HiFi-SR is a Python-based pipeline for the detection of plant mitochondrial structural rearrangements based on the mapping of PacBio high-fidelity (HiFi) reads or Circular Consensus Sequencing (ccs) data, to a reference genome (i.e., the hypothetical master cycle DNA).

Deps

The pipeline has been tested in WSL2 distribution Ubuntu-20.04. It shall work in other Linux operating system, such as CentOS.

  • Download the hifisr repository
git clone https://github.com/zouyinstein/hifisr
  • Create and activate a conda environment.
conda create -n hifisr python=3.9
conda activate hifisr
  • Use Anaconda3 to install required packages.
conda install pigz -c conda-forge
conda install samtools bamtools blast seqkit parafly -c bioconda
# create a soft link to ensure samtools can work
ln -sf ${HOME}/.conda/envs/hifisr/lib/libcrypto.so.1.1 ${HOME}/.conda/envs/hifisr/lib/libcrypto.so.1.0.0  
  • Install bcftools demo
  • Install minimap2
cd hifisr/deps
curl -L https://github.com/lh3/minimap2/releases/download/v2.24/minimap2-2.24_x64-linux.tar.bz2 | tar -jxvf -
./minimap2-2.24_x64-linux/minimap2
  • Install Filtlong
cd hifisr/deps
git clone https://github.com/rrwick/Filtlong.git
cd Filtlong
make -j

export PATH="$PWD/deps/Filtlong/bin:$PATH"
  • Install MECAT2
cd hifisr/deps
git clone https://github.com/xiaochuanle/MECAT2.git
cd MECAT2
make -j

export PATH="$PWD/deps/MECAT2/Linux-amd64/bin:$PATH"
  • Install metaFlye
cd hifisr/deps
git clone https://github.com/fenderglass/Flye
cd Flye
python setup.py install
  • Install required Python packages
pip install biopython pandas openpyxl

Test

# Make sure the HiFi-SR repository has been downloaded (git clone https://github.com/zouyinstein/hifisr).
# Make sure the hifisr environment has been activated (conda activate hifisr).
# Make sure the dependent third-party softwares/packages has been installed.
# Change working directory to hifisr
cd hifisr
# Add minimap2, filtlong, mecat.pl executables to the system PATH
export PATH="$PWD/deps/minimap2-2.24_x64-linux":$PATH
export PATH="$PWD/deps/Filtlong/bin:$PATH"
export PATH="$PWD/deps/MECAT2/Linux-amd64/bin:$PATH"

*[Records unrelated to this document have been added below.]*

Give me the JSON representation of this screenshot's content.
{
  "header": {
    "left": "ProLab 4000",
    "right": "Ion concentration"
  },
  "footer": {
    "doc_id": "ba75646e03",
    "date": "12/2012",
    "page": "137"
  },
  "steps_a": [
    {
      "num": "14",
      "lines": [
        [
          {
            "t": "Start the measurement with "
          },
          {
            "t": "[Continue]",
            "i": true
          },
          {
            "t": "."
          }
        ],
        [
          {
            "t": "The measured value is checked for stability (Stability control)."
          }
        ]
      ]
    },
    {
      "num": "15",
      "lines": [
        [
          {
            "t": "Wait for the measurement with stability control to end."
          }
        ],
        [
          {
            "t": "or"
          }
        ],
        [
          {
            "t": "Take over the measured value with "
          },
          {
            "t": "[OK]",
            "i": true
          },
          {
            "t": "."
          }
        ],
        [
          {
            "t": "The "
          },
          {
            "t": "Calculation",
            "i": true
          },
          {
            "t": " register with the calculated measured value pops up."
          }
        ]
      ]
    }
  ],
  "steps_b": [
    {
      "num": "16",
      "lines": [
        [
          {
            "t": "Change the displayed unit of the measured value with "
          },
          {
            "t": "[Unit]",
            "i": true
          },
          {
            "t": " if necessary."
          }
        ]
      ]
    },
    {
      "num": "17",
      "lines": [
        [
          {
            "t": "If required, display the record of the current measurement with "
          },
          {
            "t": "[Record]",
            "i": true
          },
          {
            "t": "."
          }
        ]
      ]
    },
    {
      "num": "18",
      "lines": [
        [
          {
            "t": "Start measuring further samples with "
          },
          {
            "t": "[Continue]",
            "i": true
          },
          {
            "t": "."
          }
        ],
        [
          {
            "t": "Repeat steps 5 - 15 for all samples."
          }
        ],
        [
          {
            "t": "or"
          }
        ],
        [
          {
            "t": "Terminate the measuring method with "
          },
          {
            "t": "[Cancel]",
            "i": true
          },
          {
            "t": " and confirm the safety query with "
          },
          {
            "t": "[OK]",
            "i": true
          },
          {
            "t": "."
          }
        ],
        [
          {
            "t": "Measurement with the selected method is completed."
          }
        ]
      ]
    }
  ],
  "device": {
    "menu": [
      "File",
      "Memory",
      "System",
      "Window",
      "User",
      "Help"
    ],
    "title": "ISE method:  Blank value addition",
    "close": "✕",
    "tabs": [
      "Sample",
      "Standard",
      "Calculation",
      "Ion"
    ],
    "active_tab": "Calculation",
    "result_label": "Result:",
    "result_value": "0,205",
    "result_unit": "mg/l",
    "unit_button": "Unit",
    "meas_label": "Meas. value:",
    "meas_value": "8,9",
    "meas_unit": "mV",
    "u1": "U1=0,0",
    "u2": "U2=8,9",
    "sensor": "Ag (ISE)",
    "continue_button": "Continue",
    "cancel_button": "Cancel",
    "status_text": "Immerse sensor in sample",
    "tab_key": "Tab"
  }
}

# Check and unzip the reference sequences
cd references
ls Col_mito.fa Col_plastid.fa Col_ref.fa.gz
pigz -d -p 8 Col_ref.fa.gz

# Check and unzip the input HiFi reads
cd ../data
pigz -d -p 8 Col.fastq.gz

# Change working directory to test and prepare the file input_files.txt
cd ../test
touch input_files.txt
# Contents of input_files.txt are tab-delimilated columns of sample name, input reads, total genome reference, mt genome reference, and pt  genome reference. The information of multiple samples can be added in different lines.

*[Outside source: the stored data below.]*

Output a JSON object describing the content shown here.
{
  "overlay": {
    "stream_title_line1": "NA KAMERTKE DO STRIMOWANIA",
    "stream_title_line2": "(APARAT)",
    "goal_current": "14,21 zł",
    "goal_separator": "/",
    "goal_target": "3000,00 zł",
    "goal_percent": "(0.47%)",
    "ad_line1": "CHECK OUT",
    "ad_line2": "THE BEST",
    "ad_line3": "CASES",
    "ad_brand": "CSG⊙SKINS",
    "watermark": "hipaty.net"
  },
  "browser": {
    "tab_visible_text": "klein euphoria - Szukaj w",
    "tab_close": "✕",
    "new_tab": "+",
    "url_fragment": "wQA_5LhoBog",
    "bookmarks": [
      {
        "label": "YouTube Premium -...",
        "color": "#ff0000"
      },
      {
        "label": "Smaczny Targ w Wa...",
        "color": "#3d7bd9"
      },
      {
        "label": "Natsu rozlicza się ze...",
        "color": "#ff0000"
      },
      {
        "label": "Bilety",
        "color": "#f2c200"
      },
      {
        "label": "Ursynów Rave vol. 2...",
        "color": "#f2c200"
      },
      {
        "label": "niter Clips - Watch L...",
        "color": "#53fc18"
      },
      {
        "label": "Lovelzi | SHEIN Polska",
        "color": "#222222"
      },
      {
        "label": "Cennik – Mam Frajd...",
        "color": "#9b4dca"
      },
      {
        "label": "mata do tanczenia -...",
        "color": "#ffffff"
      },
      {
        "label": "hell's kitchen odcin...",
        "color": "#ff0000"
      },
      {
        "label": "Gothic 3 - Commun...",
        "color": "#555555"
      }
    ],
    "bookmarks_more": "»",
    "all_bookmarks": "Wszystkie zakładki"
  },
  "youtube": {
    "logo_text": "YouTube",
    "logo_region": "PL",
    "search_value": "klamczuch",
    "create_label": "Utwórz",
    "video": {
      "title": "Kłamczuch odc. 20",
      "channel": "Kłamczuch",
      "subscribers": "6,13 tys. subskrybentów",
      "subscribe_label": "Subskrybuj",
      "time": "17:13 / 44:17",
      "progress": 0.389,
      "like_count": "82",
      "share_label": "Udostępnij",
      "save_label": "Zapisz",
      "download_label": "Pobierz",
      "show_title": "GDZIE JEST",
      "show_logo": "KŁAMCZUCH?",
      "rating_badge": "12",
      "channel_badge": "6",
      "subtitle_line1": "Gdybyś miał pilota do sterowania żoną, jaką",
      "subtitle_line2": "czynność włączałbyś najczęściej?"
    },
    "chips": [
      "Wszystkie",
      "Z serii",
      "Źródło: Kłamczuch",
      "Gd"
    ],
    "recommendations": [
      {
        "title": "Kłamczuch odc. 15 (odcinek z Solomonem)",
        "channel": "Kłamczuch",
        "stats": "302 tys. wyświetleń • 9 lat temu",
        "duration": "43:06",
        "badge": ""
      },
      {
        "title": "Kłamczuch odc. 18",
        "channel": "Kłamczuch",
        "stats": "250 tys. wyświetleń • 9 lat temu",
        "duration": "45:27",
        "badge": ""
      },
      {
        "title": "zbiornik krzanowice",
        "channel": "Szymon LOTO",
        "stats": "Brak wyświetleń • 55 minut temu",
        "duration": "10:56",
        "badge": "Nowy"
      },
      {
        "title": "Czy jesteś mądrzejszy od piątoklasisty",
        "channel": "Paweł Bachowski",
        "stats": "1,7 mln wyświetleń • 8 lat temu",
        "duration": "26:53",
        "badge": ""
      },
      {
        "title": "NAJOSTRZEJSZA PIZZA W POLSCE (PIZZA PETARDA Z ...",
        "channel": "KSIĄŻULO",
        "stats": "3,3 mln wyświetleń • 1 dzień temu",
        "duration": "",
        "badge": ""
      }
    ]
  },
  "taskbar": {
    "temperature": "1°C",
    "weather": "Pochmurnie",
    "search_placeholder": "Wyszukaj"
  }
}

# Prepare the starting files and directories and a job script work.sh: 8 threads for each sample; analyze 1 sample in parallel
python ../scripts/start_project.py input_files.txt 8 1
# Run the job script will start the HiFi-SR pipeline
nohup bash work.sh &

Description of results

demo

Example 1

Analyze of an example wild-type Arabidopsis thaliana dataset Col-CEN (ERR6210723, 14.6 Gb, Naish et al., 2021, Science):

cd hifisr/pre
mkdir CEN  # CEN is the sample name
cd CEN
pigz -d -k -p 16 ERR6210723.fastq.gz
ln -sf ERR6210723.fastq CEN.fastq
# manually change the FASTA headers of mitochondrial and plastid genome refercences into mito and plastid for easily manipulation
cat Athaliana_447_TAIR10.id_Chr{1,2,3,4,5}.fa refs_cp28673mod.id_mito.fas refs_cp28673mod.id_plastid.fas > CEN_ref.fa
ln -sf refs_cp28673mod.id_mito.fas CEN_mito.fa
ln -sf refs_cp28673mod.id_plastid.fas CEN_plastid.fa
# check conda activate hifisr
# check export PATH=/path/to/hifisr/deps/minimap2-2.24_x64-linux:$PATH
python ../../hifisr.py -s CEN -t 10 -i fastq single > $(date +%s).log 2> $(date +%s).err &

Example 2

Analyze of an example wild-type Arabidopsis thaliana dataset Col-XJTU (CRR302668, 22.9 Gb, Wang et al., 2021, GPB):

cd hifisr/pre
mkdir XJTU  # XJTU is the sample name
cd XJTU
pigz -d -k -p 16 CRR302668.fastq.gz
ln -sf CRR302668.fastq XJTU.fastq
# manually change the FASTA headers of mitochondrial and plastid genome refercences into mito and plastid for easily manipulation
cat Athaliana_447_TAIR10.id_Chr{1,2,3,4,5}.fa refs_cp28673mod.id_mito.fas refs_cp28673mod.id_plastid.fas > XJTU_ref.fa
ln -sf refs_cp28673mod.id_mito.fas XJTU_mito.fa
ln -sf refs_cp28673mod.id_plastid.fas XJTU_plastid.fa
# check conda activate hifisr
# check export PATH=/path/to/hifisr/deps/minimap2-2.24_x64-linux:$PATH
python ../../hifisr.py -s XJTU -t 10 -i fastq single > $(date +%s).log 2> $(date +%s).err &

Merge reports of multiple samples

Merge reports of Col-CEN and Col-XJTU:

cd hifisr/pre
echo CEN >> merge_1.txt
echo XJTU >> merge_1.txt
# check conda activate hifisr
# check export PATH=/path/to/hifisr/deps/minimap2-2.24_x64-linux:$PATH
python ../hifisr.py -m merge_1 merge > $(date +%s).log 2> $(date +%s).err &

About

HiFi-SR is a Python-based pipeline for the detection of plant mitochondrial structural rearrangements based on the mapping of PacBio high-fidelity (HiFi) reads or Circular Consensus Sequencing (ccs) data, to a reference genome (i.e., the hypothetical master cycle DNA).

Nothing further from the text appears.